Eppure, con il Recovery Plan ed il suo bagaglio di miliardi a pioggia, si vuole favorire il raggiungimento della parità – che è cosa diversa dalle pari opportunità – in barba alla Meritocrazia, promuovendo l’occupazione femminile e riformando le politiche del lavoro per i giovani; tutto ciò al fine di far salire artificiosamente la percentuale di impiego femminile – oggi pari al 50,1% – a parità di posti di lavoro disponibili.

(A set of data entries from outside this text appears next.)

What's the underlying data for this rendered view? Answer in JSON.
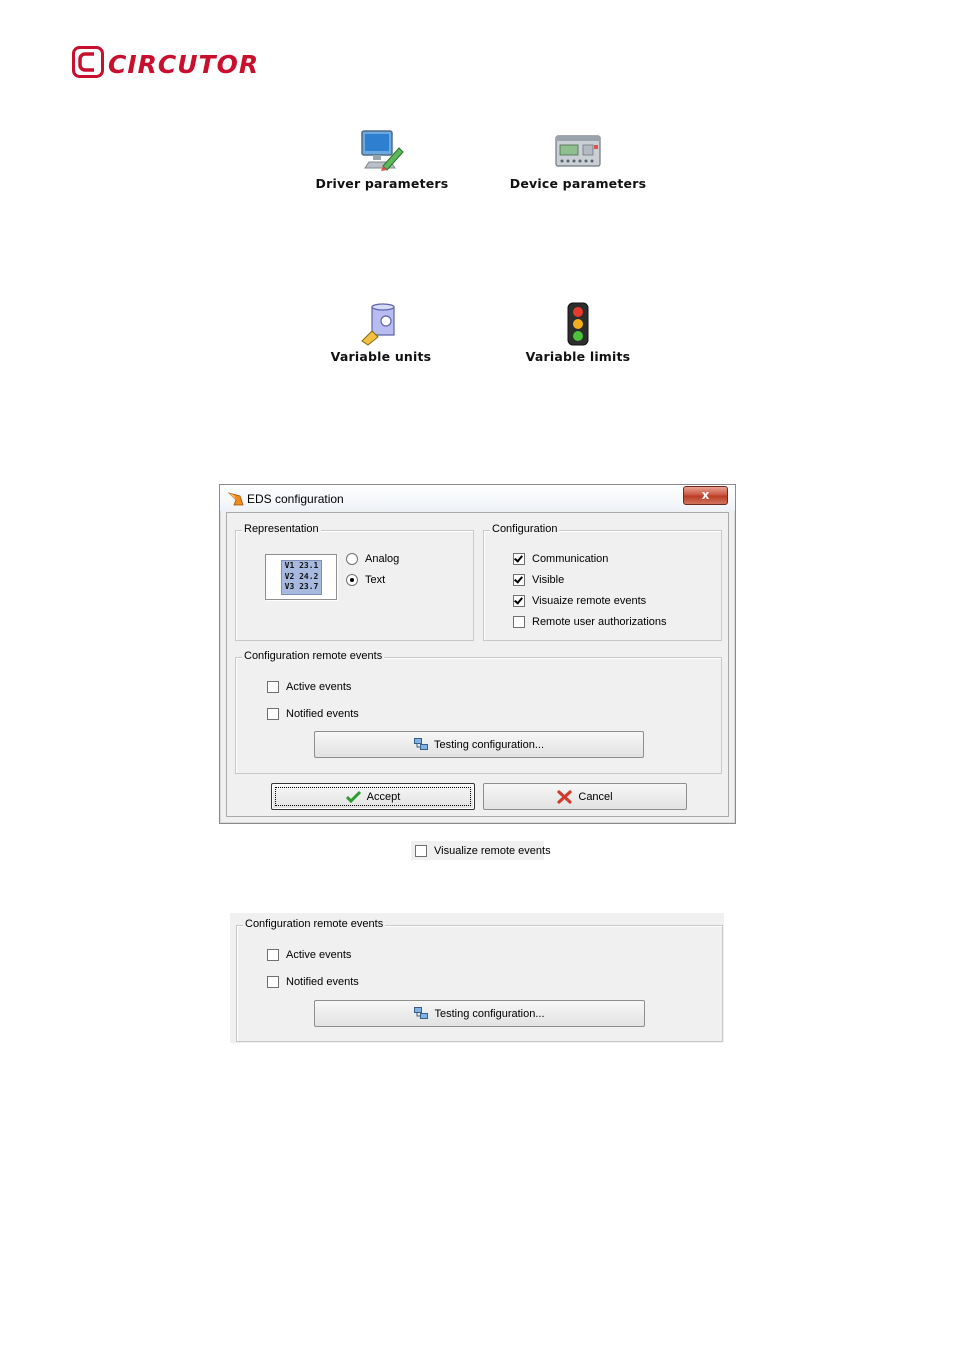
{
  "logo": {
    "text": "CIRCUTOR",
    "color": "#c8102e"
  },
  "icons": [
    {
      "label": "Driver parameters",
      "icon": "monitor-pencil-icon"
    },
    {
      "label": "Device parameters",
      "icon": "device-meter-icon"
    },
    {
      "label": "Variable units",
      "icon": "units-cylinder-icon"
    },
    {
      "label": "Variable limits",
      "icon": "traffic-light-icon"
    }
  ],
  "dialog": {
    "title": "EDS configuration",
    "close_label": "x",
    "representation": {
      "title": "Representation",
      "preview_lines": [
        "V1 23.1",
        "V2 24.2",
        "V3 23.7"
      ],
      "options": [
        {
          "label": "Analog",
          "selected": false
        },
        {
          "label": "Text",
          "selected": true
        }
      ]
    },
    "configuration": {
      "title": "Configuration",
      "items": [
        {
          "label": "Communication",
          "checked": true
        },
        {
          "label": "Visible",
          "checked": true
        },
        {
          "label": "Visuaize remote events",
          "checked": true
        },
        {
          "label": "Remote user authorizations",
          "checked": false
        }
      ]
    },
    "remote_events": {
      "title": "Configuration remote events",
      "items": [
        {
          "label": "Active events",
          "checked": false
        },
        {
          "label": "Notified events",
          "checked": false
        }
      ],
      "testing_label": "Testing configuration..."
    },
    "accept_label": "Accept",
    "cancel_label": "Cancel"
  },
  "standalone_checkbox": {
    "label": "Visualize remote events",
    "checked": false
  },
  "standalone_group": {
    "title": "Configuration remote events",
    "items": [
      {
        "label": "Active events",
        "checked": false
      },
      {
        "label": "Notified events",
        "checked": false
      }
    ],
    "testing_label": "Testing configuration..."
  }
}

Ciò significa che i giovani uomini italiani, grazie al Recovery Plan in salsa radical chic, saranno sfavoriti in futuro proprio in termini di opportunità lavorative, tanto più che si pensa anche di istituire un Sistema nazionale di certificazione sulla parità di genere per le imprese. In pratica, essere donna, in Italia, grazie a questo Recovery Plan ed al suo carico di miliardi equivarrà appartenere ad una c.d. Categoria Protetta, alla faccia dell’art. 3 della Costituzione.

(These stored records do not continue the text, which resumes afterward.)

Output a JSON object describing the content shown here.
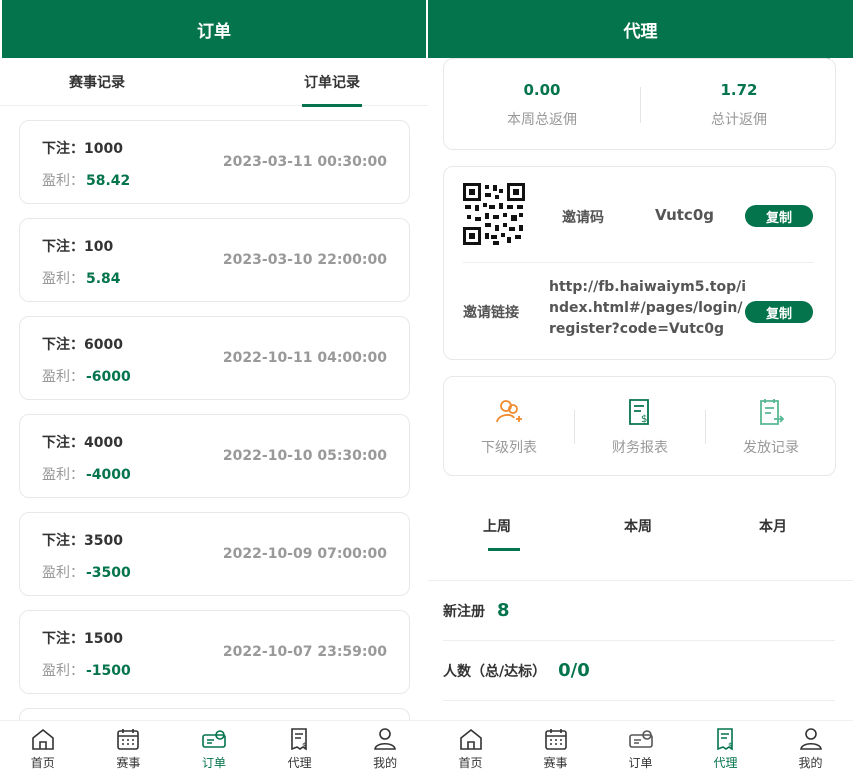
{
  "colors": {
    "brand": "#04744c",
    "muted": "#999999"
  },
  "left": {
    "title": "订单",
    "tabs": [
      {
        "label": "赛事记录",
        "active": false
      },
      {
        "label": "订单记录",
        "active": true
      }
    ],
    "orders": [
      {
        "bet_label": "下注：",
        "bet": "1000",
        "profit_label": "盈利：",
        "profit": "58.42",
        "time": "2023-03-11 00:30:00"
      },
      {
        "bet_label": "下注：",
        "bet": "100",
        "profit_label": "盈利：",
        "profit": "5.84",
        "time": "2023-03-10 22:00:00"
      },
      {
        "bet_label": "下注：",
        "bet": "6000",
        "profit_label": "盈利：",
        "profit": "-6000",
        "time": "2022-10-11 04:00:00"
      },
      {
        "bet_label": "下注：",
        "bet": "4000",
        "profit_label": "盈利：",
        "profit": "-4000",
        "time": "2022-10-10 05:30:00"
      },
      {
        "bet_label": "下注：",
        "bet": "3500",
        "profit_label": "盈利：",
        "profit": "-3500",
        "time": "2022-10-09 07:00:00"
      },
      {
        "bet_label": "下注：",
        "bet": "1500",
        "profit_label": "盈利：",
        "profit": "-1500",
        "time": "2022-10-07 23:59:00"
      }
    ],
    "nav": [
      {
        "label": "首页",
        "icon": "home-icon",
        "active": false
      },
      {
        "label": "赛事",
        "icon": "calendar-icon",
        "active": false
      },
      {
        "label": "订单",
        "icon": "ticket-icon",
        "active": true
      },
      {
        "label": "代理",
        "icon": "receipt-icon",
        "active": false
      },
      {
        "label": "我的",
        "icon": "user-icon",
        "active": false
      }
    ]
  },
  "right": {
    "title": "代理",
    "stats": [
      {
        "value": "0.00",
        "label": "本周总返佣"
      },
      {
        "value": "1.72",
        "label": "总计返佣"
      }
    ],
    "invite": {
      "code_label": "邀请码",
      "code": "Vutc0g",
      "copy_label": "复制",
      "link_label": "邀请链接",
      "link": "http://fb.haiwaiym5.top/index.html#/pages/login/register?code=Vutc0g",
      "link_copy_label": "复制"
    },
    "tools": [
      {
        "label": "下级列表",
        "icon": "team-add-icon"
      },
      {
        "label": "财务报表",
        "icon": "finance-report-icon"
      },
      {
        "label": "发放记录",
        "icon": "payout-record-icon"
      }
    ],
    "periods": [
      {
        "label": "上周",
        "active": true
      },
      {
        "label": "本周",
        "active": false
      },
      {
        "label": "本月",
        "active": false
      }
    ],
    "metrics": [
      {
        "label": "新注册",
        "value": "8"
      },
      {
        "label": "人数（总/达标）",
        "value": "0/0"
      }
    ],
    "nav": [
      {
        "label": "首页",
        "icon": "home-icon",
        "active": false
      },
      {
        "label": "赛事",
        "icon": "calendar-icon",
        "active": false
      },
      {
        "label": "订单",
        "icon": "ticket-icon",
        "active": false
      },
      {
        "label": "代理",
        "icon": "receipt-icon",
        "active": true
      },
      {
        "label": "我的",
        "icon": "user-icon",
        "active": false
      }
    ]
  }
}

Riserviamo per ultimo, poi, lo stanziamento previsto per la Sanità e gli ospedali, che sarà pari a 9 miliardi. Contro ogni logica, dopo aver imparato sulla nostra pelle che nel nostro Paese il sistema sanitario, vessato da decenni di continui tagli, è passato dall’essere un vanto del nostro sistema sociale all’essere una vergogna nazionale, e che tale stato di cose ha causato un aumento esponenziale del tasso di mortalità per via della pandemia e dello scarso numero di posti nelle terapie intensive, la maggioranza decide di destinare al settore non il 30-40% delle risorse, ma un misero 4,6%. E’ vero che, fino ad oggi, la spesa pubblica per la Sanità ha destinato dall’inizio dell’emergenza circa 12 miliardi di risorse finanziarie, ma la somma di questa cifra con quella destinata dai fondi europei è comunque pari ad un risicato 10%, nonostante a fine pandemia – terza ondata permettendo – il numero complessivo di morti italiani per Covid non sarà inferiore a 90.000.
Sui 9 miliardi previsti, peraltro, soltanto 4,8 sono destinati all’assistenza domiciliare e alla telemedicina, che hanno dimostrato, in tempo di pandemia, quanto siano efficaci per poter seguire i malati a casa.

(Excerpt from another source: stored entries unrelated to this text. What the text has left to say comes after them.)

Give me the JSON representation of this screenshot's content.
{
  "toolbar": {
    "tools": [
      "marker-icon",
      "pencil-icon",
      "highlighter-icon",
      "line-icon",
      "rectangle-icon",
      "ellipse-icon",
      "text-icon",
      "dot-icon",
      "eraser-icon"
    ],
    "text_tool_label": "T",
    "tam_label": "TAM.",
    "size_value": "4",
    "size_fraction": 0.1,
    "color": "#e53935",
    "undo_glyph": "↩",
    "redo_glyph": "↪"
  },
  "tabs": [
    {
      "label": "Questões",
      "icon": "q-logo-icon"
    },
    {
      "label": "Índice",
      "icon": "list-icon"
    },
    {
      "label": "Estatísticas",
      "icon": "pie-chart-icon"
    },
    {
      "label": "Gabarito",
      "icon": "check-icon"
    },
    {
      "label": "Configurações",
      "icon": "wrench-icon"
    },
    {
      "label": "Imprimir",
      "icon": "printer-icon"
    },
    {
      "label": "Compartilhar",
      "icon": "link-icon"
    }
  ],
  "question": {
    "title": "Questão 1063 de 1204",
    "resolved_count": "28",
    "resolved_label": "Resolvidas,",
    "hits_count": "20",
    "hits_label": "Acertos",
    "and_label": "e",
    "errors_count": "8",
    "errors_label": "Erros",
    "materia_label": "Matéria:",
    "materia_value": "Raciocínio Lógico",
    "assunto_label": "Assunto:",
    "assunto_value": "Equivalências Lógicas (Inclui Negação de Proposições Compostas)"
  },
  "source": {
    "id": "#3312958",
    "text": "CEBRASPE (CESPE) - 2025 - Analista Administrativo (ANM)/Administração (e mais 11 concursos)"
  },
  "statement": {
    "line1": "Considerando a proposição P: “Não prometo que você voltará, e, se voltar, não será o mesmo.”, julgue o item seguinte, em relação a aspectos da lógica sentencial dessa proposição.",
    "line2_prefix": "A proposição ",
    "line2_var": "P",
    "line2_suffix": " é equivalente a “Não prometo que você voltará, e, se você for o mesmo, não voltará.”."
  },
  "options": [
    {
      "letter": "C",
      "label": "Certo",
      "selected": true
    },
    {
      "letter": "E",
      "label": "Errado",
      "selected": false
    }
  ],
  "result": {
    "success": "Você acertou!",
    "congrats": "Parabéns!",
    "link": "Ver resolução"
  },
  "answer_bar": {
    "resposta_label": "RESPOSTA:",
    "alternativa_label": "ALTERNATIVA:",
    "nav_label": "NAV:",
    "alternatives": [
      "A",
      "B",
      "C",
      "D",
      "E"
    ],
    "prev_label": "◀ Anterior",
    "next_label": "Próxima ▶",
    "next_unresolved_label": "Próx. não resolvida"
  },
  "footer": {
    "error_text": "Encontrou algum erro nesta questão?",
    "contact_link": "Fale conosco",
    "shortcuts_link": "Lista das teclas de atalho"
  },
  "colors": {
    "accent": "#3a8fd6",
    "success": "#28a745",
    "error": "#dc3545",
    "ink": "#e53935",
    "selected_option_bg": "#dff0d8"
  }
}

Unica annotazione positiva, i 19,2 miliardi di euro di investimenti previsti per la modernizzazione dell’edilizia scolastica e la cablatura di tutti gli edifici, l’innovazione dell’istruzione universitaria in senso digitale, l’aumento delle borse di studio per gli studenti meritevoli o svantaggiati e l’estensione della “no tax area” per le famiglie a basso reddito. Ma è ben poca cosa, viste le incredibili disparità adottate nelle decisioni di spesa in tutti gli altri settori.